Her ne kadar Hollande hükümetinin sosyalist olduğu ifade ediliyorsa da Soğuk Savaş sonrası düzende bu tanımın artık 'sosyal demokrasi'ye karşılık geldiği bilinen bir husustur. Bazı ülkelerdeki sosyalist partiler ortaya yeni çıkan duruma içerik açısından uyum sağlamanın ötesinde şeklen de uyum sağlamayı tercih ederlerken (Örneğin Avusturya Sosyalist Partisi adını Avusturya Sosyal Demokrat Partisi'ne dönüştürdü) Fransa'da görüldüğü gibi bazıları böyle bir değişimi gerekli bulmadı. Bu manada solcuların sosyalist/ solcu bir hükümete/cumhurbaşkanına karşı oldukları ifadesini kolaylık olsun diye söylediğimiz düşünülmelidir. Özellikle sendikal hareketin en aktif temsilcisi olan CGT'nin geleneksel Fransız Komünist Partisi'ne olan yakınlığını da göz önünde bulunduracak olursak...
4-Bu tartışmadan hükümet mi galip çıkacak yoksa sendikalar mı?
Olayların devam etmesinde veya etmemesinde en büyük etken hükümetin tutumu olacaktır. Zira tarihsel olarak bu ve buna benzer çok sayıda durumda büyük oranda hükümetin geri adım atarak reform planlarını bir başka bahara ertelediği görülmüştür. Elbette tersinin de olduğu ve hükümetin iradesini dayattığı, bunun karşısındaki muhalefetin cılız kaldığı anların da Fransa tarihinde örneklendirilmesi mümkündür. Her ne kadar taraflar arasındaki güçler dengesini net olarak kestirmek mümkün değilse de analistlerin genel yaklaşımı hükümet ile muhalifler arasındaki bilek güreşinden galip çıkacak olanın yasa tasarısı karşıtları olacağı yönündedir.
5-Yaşanan olaylar EURO 2016'nın düzenlenmesini etkiler mi?

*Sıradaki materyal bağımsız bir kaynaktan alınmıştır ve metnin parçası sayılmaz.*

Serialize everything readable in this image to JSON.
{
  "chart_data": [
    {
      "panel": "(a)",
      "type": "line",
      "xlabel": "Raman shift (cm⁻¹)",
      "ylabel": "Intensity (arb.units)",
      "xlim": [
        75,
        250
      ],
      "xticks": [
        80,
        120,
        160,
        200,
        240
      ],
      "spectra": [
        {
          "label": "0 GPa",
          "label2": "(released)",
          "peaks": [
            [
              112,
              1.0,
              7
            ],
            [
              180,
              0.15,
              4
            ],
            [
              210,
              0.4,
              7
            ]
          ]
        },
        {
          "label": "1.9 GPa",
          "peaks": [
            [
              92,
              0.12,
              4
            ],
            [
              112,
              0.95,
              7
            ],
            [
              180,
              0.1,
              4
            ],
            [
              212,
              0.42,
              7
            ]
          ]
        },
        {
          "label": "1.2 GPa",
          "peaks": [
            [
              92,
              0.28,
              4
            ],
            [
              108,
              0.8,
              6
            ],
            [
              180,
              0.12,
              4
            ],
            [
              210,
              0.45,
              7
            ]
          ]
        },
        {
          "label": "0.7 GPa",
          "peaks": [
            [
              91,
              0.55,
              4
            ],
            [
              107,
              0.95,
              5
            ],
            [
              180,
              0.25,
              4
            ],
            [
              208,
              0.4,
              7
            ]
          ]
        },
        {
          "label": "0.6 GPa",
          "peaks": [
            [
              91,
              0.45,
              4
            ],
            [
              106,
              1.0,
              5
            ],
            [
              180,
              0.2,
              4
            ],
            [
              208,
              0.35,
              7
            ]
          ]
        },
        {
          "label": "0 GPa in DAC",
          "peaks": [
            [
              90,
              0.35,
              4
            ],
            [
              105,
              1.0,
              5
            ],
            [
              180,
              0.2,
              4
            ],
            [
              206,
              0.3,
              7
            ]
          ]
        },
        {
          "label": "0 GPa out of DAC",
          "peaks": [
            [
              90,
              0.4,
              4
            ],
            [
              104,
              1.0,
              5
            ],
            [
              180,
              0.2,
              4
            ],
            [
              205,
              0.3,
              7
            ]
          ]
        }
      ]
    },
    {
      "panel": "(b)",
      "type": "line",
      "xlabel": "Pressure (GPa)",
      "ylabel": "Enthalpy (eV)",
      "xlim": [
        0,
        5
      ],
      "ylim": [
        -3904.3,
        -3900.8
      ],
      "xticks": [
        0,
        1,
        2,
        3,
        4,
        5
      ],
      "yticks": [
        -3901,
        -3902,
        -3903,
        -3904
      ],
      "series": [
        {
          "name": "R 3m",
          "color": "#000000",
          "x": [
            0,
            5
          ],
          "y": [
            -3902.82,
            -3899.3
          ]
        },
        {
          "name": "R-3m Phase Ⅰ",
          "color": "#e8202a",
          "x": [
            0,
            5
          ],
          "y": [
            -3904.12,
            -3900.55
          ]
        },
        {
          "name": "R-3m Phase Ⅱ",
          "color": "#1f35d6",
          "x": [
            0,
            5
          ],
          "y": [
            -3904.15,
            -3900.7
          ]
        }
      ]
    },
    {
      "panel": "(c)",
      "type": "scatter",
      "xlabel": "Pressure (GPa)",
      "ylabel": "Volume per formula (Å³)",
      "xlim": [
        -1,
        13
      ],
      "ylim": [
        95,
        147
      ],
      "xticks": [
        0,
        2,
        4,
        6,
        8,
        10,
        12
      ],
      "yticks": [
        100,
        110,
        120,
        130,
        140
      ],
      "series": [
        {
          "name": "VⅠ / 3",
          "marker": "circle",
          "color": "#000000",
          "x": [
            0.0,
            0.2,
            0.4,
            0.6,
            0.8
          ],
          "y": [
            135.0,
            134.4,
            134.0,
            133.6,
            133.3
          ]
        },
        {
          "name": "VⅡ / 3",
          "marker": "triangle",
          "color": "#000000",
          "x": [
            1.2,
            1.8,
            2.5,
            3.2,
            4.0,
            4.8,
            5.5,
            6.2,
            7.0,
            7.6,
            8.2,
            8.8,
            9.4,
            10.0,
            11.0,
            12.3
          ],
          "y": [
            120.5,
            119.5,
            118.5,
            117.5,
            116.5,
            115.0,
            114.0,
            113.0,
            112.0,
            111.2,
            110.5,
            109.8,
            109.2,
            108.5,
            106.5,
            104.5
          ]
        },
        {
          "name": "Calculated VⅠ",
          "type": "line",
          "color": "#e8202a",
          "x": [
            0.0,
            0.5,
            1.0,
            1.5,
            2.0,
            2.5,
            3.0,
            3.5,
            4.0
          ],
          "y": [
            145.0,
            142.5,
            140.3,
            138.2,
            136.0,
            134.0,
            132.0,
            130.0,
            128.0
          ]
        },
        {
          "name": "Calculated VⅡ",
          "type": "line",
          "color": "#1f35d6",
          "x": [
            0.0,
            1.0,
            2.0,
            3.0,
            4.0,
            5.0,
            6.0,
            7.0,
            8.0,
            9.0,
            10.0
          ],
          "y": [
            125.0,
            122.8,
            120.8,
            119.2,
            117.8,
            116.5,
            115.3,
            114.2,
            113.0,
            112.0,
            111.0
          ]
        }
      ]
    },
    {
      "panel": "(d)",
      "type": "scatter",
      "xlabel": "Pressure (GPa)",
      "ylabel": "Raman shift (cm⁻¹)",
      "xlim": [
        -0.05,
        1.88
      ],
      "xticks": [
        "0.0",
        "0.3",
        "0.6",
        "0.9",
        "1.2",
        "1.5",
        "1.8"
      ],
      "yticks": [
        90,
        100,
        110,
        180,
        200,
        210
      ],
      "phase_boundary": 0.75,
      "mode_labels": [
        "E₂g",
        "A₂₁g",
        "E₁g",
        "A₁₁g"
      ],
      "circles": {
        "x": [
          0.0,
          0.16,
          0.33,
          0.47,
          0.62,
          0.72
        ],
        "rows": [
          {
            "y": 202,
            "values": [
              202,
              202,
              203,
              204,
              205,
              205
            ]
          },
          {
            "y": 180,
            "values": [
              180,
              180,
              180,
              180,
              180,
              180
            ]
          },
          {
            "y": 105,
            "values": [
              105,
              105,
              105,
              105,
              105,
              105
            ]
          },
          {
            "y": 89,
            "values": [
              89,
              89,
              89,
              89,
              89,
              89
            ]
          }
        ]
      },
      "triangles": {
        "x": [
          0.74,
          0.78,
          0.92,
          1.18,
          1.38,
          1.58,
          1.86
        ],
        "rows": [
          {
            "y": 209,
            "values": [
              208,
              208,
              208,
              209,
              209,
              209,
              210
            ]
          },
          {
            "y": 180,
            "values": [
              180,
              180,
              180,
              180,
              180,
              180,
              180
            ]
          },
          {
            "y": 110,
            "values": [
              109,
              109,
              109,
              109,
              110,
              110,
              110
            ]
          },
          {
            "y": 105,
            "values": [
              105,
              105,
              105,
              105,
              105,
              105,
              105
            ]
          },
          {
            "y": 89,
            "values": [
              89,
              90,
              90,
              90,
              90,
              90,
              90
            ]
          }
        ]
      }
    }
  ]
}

Özellikle 2016 Avrupa Futbol Şampiyonası'nın 10 Haziran'da başlayacak olması ve dünyanın en önemli bisiklet yarışı organizasyonu olan Tour de France'ın 2 Temmuz'da start alacak olması ülkede süren gösteri ve grev dalgasını her zamankinden daha belirleyici hale getirmektedir. Bu iki çok önemli uluslararası organizasyonun hem güvenlik bakımından gerektirdikleri hem de ülkenin başat gelir kaynaklarından olan turizm açısından önemi durumu daha da kırılgan hale getirmektedir. Ayrıca Fransız demiryolları SNCF'de başlatılan grevin sivil havacılık sendikalarının ve Paris toplu taşıma işletmesi RATP'ye de sıçraması ülke içindeki kaosun daha da artabileceği izlenimine neden oluyor.
6-ABD neden seyahat uyarısı 6 yaptı?
ABD vatandaşlarını olası terör tehlikesine karşı uyardı. Özellikle büyük organizasyonlar, alışveriş merkezleri, turistik mahaller gibi ülkeyi ziyaret edenlerce yoğun kullanılan yerlerin teröristlerin muhtemel hedefleri arasında olduğu ifade edilen açıklamada EURO 2016 futbol müsabakalarının büyük ekranlarda toplu olarak seyredildiği alanların da tehlike içerdiği hatırlatıldı. Hatırlanacağı gibi 13 Kasım 2015 tarihinde Paris'i kana bulayan terör saldırılarının hedefinde futbol şampiyonasının açılış ve final maçlarının gerçekleştirileceği Stade de France da vardı.